A teoria da informação faz uma distinção conceitual entre o sinal e o ruído. O sinal pode ser entendido como uma mensagem que um emissor quer passar a um receptor. O ruído, por outro lado, é toda interferência que prejudique a captação da mensagem pela parte receptora, ou informações transversais que não se relacionam com o conteúdo da mensagem principal. Desenvolveu-se uma ciência inteira, chamada processamento de sinais, com o objetivo de tornar eficiente o fenômeno de transmissão de um sinal elétrico: minimizar a perda informacional otimizando o sinal e reduzindo o ruído. É curioso que a música noise (ruído) tenha sido analisada por Aden Evens, em seu livro "Sound Ideas", por esse prisma conceitual: "é o ruído que alicerça o sinal, que serve como um meio, uma base, um plano de relevo contra o qual o sinal se destaca". Um segundo livro chamado "Reverberations", de Goddard, Halligan e Hegarty, comenta: "O uso da palavra 'relevo' sugere uma imagem geológica. O ruído é como a camada subjacente da qual o sinal, com seu conteúdo informacional, emerge em relevo, sob pressão de forças tectônicas. O sinal se relaciona com o ruído tal qual uma montanha emerge de um solo em constante deslocamento. A montanha é uma testemunha silenciosa da ação passada de forças emergentes da terra, e da certeza de que futuros deslocamentos tectônicos continuarão remodelando a paisagem. Como um pico, o sinal se destaca contra as forças generativas e regenerativas de sua própria formação tectônica". Essa é uma visão que, embora desalinhada com a teoria da informação em sua formulação estrita, permite uma interessante reelaboração do que é ruído: não um elemento que se soma ao sinal numa tríade que inclui o "nada", mas a perfeita antítese do sinal num modelo binário em que só ele e o ruído existem. A própria existência do sinal só é viabilizada, portanto, porque existe o ruído em primeiro lugar. A clássica e simples frase de John Peel, o primeiro apresentador de rádio na história da BBC Radio, ajuda a defender essa ideia: "Alguém estava tentando me dizer que CDs são melhores do que o vinil porque não têm ruído de superfície. Eu respondi: 'Escute, amigo, a vida tem ruído de superfície'".

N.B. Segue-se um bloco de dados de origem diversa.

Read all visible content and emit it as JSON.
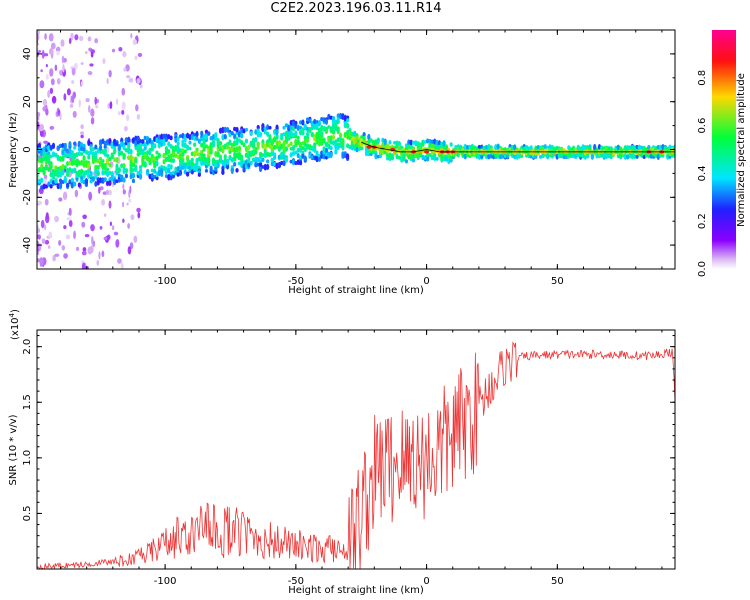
{
  "title": "C2E2.2023.196.03.11.R14",
  "colors": {
    "snr_line": "#ee3333",
    "ridge": "#000000",
    "colormap": [
      "#ffffff",
      "#dcb9f3",
      "#8b00ff",
      "#2020ff",
      "#00e5ff",
      "#00ff3a",
      "#ffd800",
      "#ff1010",
      "#ff0090"
    ]
  },
  "chart_data": [
    {
      "type": "heatmap",
      "xlabel": "Height of straight line (km)",
      "ylabel": "Frequency (Hz)",
      "xlim": [
        -149,
        95
      ],
      "ylim": [
        -50,
        50
      ],
      "x_ticks": [
        -100,
        -50,
        0,
        50
      ],
      "y_ticks": [
        -40,
        -20,
        0,
        20,
        40
      ],
      "colorbar": {
        "label": "Normalized spectral amplitude",
        "range": [
          0.0,
          1.0
        ],
        "ticks": [
          "0.0",
          "0.2",
          "0.4",
          "0.6",
          "0.8"
        ],
        "tick_values": [
          0.0,
          0.2,
          0.4,
          0.6,
          0.8
        ]
      },
      "ridge": {
        "x": [
          -149,
          -130,
          -110,
          -90,
          -70,
          -55,
          -45,
          -35,
          -30,
          -25,
          -20,
          -15,
          -10,
          -5,
          0,
          5,
          10,
          20,
          40,
          60,
          80,
          95
        ],
        "y": [
          -7,
          -6,
          -4,
          -2,
          0,
          2,
          4,
          6,
          5,
          3,
          1,
          0,
          -1,
          -1,
          0,
          -1,
          -1,
          -1,
          -1,
          -1,
          -1,
          -1
        ]
      }
    },
    {
      "type": "line",
      "xlabel": "Height of straight line (km)",
      "ylabel": "SNR (10 * v/v)",
      "yscale_label": "(x10",
      "yscale_exp": "4",
      "yscale_close": ")",
      "xlim": [
        -149,
        95
      ],
      "ylim": [
        0,
        2.15
      ],
      "x_ticks": [
        -100,
        -50,
        0,
        50
      ],
      "y_ticks": [
        0.5,
        1.0,
        1.5,
        2.0
      ],
      "y_tick_labels": [
        "0.5",
        "1.0",
        "1.5",
        "2.0"
      ],
      "series": [
        {
          "x": [
            -149,
            -140,
            -130,
            -125,
            -120,
            -115,
            -110,
            -105,
            -100,
            -95,
            -90,
            -85,
            -80,
            -75,
            -70,
            -65,
            -60,
            -55,
            -50,
            -45,
            -40,
            -35,
            -30,
            -28,
            -26,
            -24,
            -22,
            -20,
            -18,
            -16,
            -14,
            -12,
            -10,
            -8,
            -6,
            -4,
            -2,
            0,
            2,
            4,
            6,
            8,
            10,
            12,
            14,
            16,
            18,
            20,
            22,
            24,
            26,
            28,
            30,
            35,
            40,
            50,
            60,
            70,
            80,
            85,
            90,
            92,
            94,
            95
          ],
          "values": [
            0.02,
            0.03,
            0.04,
            0.06,
            0.06,
            0.08,
            0.1,
            0.15,
            0.22,
            0.27,
            0.3,
            0.33,
            0.34,
            0.32,
            0.3,
            0.27,
            0.24,
            0.22,
            0.2,
            0.18,
            0.17,
            0.17,
            0.2,
            0.3,
            0.45,
            0.6,
            0.7,
            0.85,
            0.9,
            0.95,
            0.9,
            0.95,
            1.0,
            0.9,
            1.05,
            1.0,
            0.95,
            1.0,
            1.0,
            1.05,
            1.1,
            1.15,
            1.2,
            1.25,
            1.3,
            1.35,
            1.4,
            1.48,
            1.55,
            1.63,
            1.7,
            1.78,
            1.84,
            1.9,
            1.92,
            1.93,
            1.93,
            1.93,
            1.92,
            1.92,
            1.93,
            1.95,
            1.95,
            1.5
          ]
        }
      ]
    }
  ]
}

Foi nesse contexto que me interessei pelo disco Sismografias de Vizinhanças, Vol. I, organizado por George Christian. Além de articular trabalhos independentes da cena brasileira de música experimental, o que vale por si só, o projeto pareceu compreender, talvez num plano pré-linguístico, a importância da atividade sísmica como causa e sintoma de uma entropia que infraestrutura uma realidade caótica, ruidosa e sempre em movimento: são essas inquietações subterrâneas que explicam o movimento constante das coisas aqui em cima, seus cismas, rupturas e erupções. Logo percebi que a missão do projeto de amplificar ruídos da música independente significava um acesso direto a essas camadas subterrâneas. 

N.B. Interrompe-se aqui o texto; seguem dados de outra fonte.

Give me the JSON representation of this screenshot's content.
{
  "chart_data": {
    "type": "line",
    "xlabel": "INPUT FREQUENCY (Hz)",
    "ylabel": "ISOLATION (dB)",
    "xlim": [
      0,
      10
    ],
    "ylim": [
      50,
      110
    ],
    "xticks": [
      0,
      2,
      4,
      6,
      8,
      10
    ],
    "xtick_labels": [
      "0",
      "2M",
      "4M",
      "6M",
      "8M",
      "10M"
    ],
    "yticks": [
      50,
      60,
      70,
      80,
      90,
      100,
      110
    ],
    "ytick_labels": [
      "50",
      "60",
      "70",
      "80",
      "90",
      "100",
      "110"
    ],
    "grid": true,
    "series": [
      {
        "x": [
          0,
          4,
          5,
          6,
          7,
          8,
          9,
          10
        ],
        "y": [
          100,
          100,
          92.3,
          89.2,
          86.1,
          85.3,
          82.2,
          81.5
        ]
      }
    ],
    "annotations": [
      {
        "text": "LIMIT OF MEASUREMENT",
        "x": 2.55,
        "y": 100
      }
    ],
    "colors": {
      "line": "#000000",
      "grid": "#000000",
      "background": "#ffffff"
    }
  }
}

Escreveu Proust: "Não se pode compreender a que ponto essa inquietação agitava e, por isso mesmo, havia enriquecido momentaneamente o espírito do sr. de Charlus. Assim, o amor provoca verdadeiras convulsões geológicas do pensamento. No do sr. Charlus, que ainda poucos dias antes se assemelhava a uma planície tão uniforme que, na maior distância, não se poderia perceber uma única ideia ao nível do solo, tinham-se bruscamente erguido, duras como pedras, um maciço de montanhas, mas de montanhas que fossem igualmente esculpidas, como se algum estatuário, em vez de transportar o mármore, o tivesse cinzelado no local e onde se retorciam, em grupos gigantes e titânicos, a Fúria, o Ciúme, a Curiosidade, a Inveja, o Ódio, o Sofrimento, o Orgulho, o Receio e o Amor".

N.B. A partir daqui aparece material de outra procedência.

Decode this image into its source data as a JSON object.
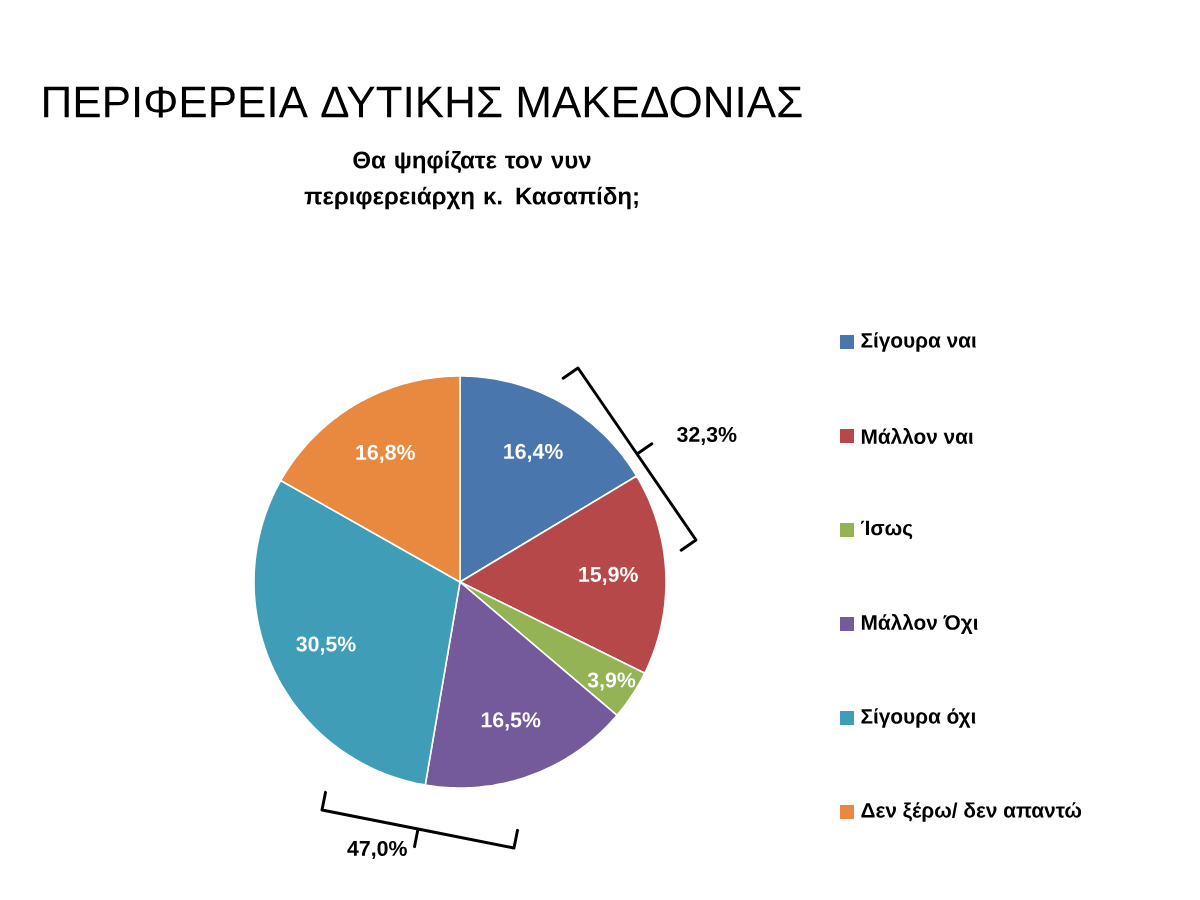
{
  "chart_data": {
    "type": "pie",
    "title": "ΠΕΡΙΦΕΡΕΙΑ ΔΥΤΙΚΗΣ ΜΑΚΕΔΟΝΙΑΣ",
    "subtitle": "Θα ψηφίζατε τον νυν περιφερειάρχη κ. Κασαπίδη;",
    "categories": [
      "Σίγουρα ναι",
      "Μάλλον ναι",
      "Ίσως",
      "Μάλλον Όχι",
      "Σίγουρα όχι",
      "Δεν ξέρω/ δεν απαντώ"
    ],
    "values": [
      16.4,
      15.9,
      3.9,
      16.5,
      30.5,
      16.8
    ],
    "colors": [
      "#4a76ae",
      "#b7484a",
      "#93b355",
      "#755a9b",
      "#3f9db8",
      "#e8893f"
    ],
    "value_labels": [
      "16,4%",
      "15,9%",
      "3,9%",
      "16,5%",
      "30,5%",
      "16,8%"
    ],
    "annotations": [
      "32,3%",
      "47,0%"
    ],
    "legend": "right"
  }
}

É de criaturas do submundo que se ouve os lamentos e denúncias, pensei antes de ouvir Sismografias de Vizinhanças. Tal preconcepção foi confirmada na minha escuta. E, mais do que isso, duas boas surpresas contribuíram para minha apreciação pessoal: a presença representativa de músicas do "gênero" noise e a recorrência do mote industrial nas faixas ao longo do disco. Um primeiro apaixonamento meu por indícios de fisicalidade na arte que se deu por intermédio de David Lynch esteve obviamente sujeito a seus tiques sensoriais e sua obsessão pela fábrica, resultando numa relação com a materialidade das coisas que nunca está completamente dissociada do tema industrial. Que o noise tenha essencialmente uma missão política de revolução e uma estética de incorporar a decadência tornam essa aproximação com uma sociedade pós-industrial ainda mais natural, e o resultado é um disco que consegue transmitir a espessura e a densidade de suas músicas, que sonicamente incorpora os grãos de um filme analógico, que lembra a sensação de aterramento e experimenta com relevos e formações rochosas a partir de placas que se chocam. Por desígnio e por características imanentes, não deixa dúvida se tratar de um disco geológico.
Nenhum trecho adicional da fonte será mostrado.